Technological advances drive innovation – the lifeblood of growth – by delivering faster, more efficient solutions, four corporate senior executives said during a recent technology forum at UT Dallas’ Naveen Jindal School of Management.

The panel session, “Delivering Value Through Managed Innovation,” was co-hosted March 22 by the Jindal School’s Center for Information Technology and Management (CITM) and Kalypso Consulting.

“The good thing about technology is that the cost is dropping significantly over time. It doesn’t change the world.  It makes the world a lot smaller.”

Ron Brown, chief information officer of Global Research and Development at PepsiCo

For example, more companies are replacing face-to-face meetings with virtual meetings to cut time and costs with videoconferencing. The practice has transformed company culture and begun to play a bigger role in how employees collaborate on new ideas for developing products or solving problems, said Ron Brown, chief information officer of Global Research and Development at PepsiCo.

“At PepsiCo, we have high-definition video in most of our large offices worldwide. Is it game-changing? Yes, it’s absolutely game-changing because we can now do an M&A (merger and acquisition), an acquisition or a process without putting anyone on the road,” Brown said. “I’m on video pretty much every day. And so because I don’t have to be on the road, it’s much faster. It’s the way business is going.

“The good thing about technology is that the cost is dropping significantly over time. It doesn’t change the world. It makes the world a lot smaller,” he said.

Videoconferencing at Sony has also become part of company culture, says Trey Bradley, executive vice president at Sony’s Video Supply Chain Services. The company has regularly used videoconferencing capabilities in all of its offices, he said.

CITM Forum in the Naveen Jindal School of Management

From left: Ron Brown of PepsiCo, Trey Bradley of Sony’s Video Supply Chain Services, Daryl Risinger of Concentra and George Young of Kalypso Consulting discuss technology in the business world.

“I’ve got a project team split between international offices and we have a full-time video conference dedicated and set up on each end of those rooms so their workroom is essentially part real and part video on both sides. When people come in, they hear each other talking. It’s the closest thing they can get to a digital water cooler. Culturally, now it’s natural to them,” Bradley said.

With improved technology. Companies are generating greater masses of data that must be managed, known as “big data.” Big data is changing the whole equation for business, said George Young, founding partner of Kalypso Consulting. “But it doesn’t necessarily mean they know what to do with it.

“First of all, they have to store it because if you don’t store it, you lose it. Secondly, you have to be able to mine it and you have to mine it in a certain way to find things that you can’t find today,” Young said. “The key to big data is being able to find out what you already know, to search for what’s already there, put together new insights that aren’t apparent and help you innovate and develop new products.”

Great ideas can come from senior management, sales people or manufacturing employees, Brown said, but the key is to prioritize and focus on ideas or products that will make the biggest impacts.

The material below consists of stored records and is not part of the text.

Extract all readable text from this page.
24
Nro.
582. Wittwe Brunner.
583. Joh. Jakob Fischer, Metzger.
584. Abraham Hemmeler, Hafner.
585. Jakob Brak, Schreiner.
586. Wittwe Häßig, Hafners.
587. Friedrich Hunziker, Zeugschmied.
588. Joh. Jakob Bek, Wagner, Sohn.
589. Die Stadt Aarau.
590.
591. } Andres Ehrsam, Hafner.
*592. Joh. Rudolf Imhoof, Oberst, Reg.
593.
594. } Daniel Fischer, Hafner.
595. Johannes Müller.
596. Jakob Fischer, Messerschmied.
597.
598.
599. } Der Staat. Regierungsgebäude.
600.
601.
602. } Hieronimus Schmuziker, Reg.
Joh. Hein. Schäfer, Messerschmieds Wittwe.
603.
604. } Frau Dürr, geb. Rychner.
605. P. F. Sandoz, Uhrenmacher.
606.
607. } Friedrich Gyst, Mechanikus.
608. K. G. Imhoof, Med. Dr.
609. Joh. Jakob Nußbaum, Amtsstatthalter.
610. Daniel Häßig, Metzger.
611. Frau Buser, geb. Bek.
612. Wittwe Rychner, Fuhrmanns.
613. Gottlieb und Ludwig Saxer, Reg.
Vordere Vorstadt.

“There's nothing more frustrating in a large company than having what you know is a great idea get run over by the machinery and somebody else picks it up and does something phenomenal with it.”

Trey Bradley, executive vice president at Sony's Video Supply Chain Services

Bradley cautioned that management should be careful about who is paying attention to what the market wants and make sure those people are watching for innovations that crop up organically in enterprise.

“There’s nothing more frustrating in a large company than having what you know is a great idea get run over by the machinery and somebody else picks it up and does something phenomenal with it,” Bradley said.

Front-line employees have to know they can bring ideas forward and won’t be turned away, said Daryl Risinger, senior vice president of product development at Concentra, a Humana Inc. subsidiary. Risinger pointed to tech firm Intuit as a company that constantly puts new ideas to the test.  More than $100 million of the Turbo Tax developer’s 2012 revenue came from products that didn’t exist three years ago, he said, “and that comes from the top.”

Innovation in healthcare involves improving inefficiencies, Risinger said. His team spends time outside the office talking to customers and patients to learn what problems they have with processes or unmet needs.

“We collect those continuously and then bring them into an incubator,” Risinger said. “It’s really about creating a dependable, repeatable, scalable model. It’s understanding that you have to latch on to those ideas or opportunities that are close to the core in terms of what your capabilities are.”

The event was organized by Dr. Kelly Slaughter, who joined the Jindal School last fall as the Center for Information Technology and Management’s new director. The center, chartered to engage with industry to advance knowledge of digital technologies and the information services ecosystem, will continue exploring innovation issues through joint projects with the forum co-sponsor Kalypso.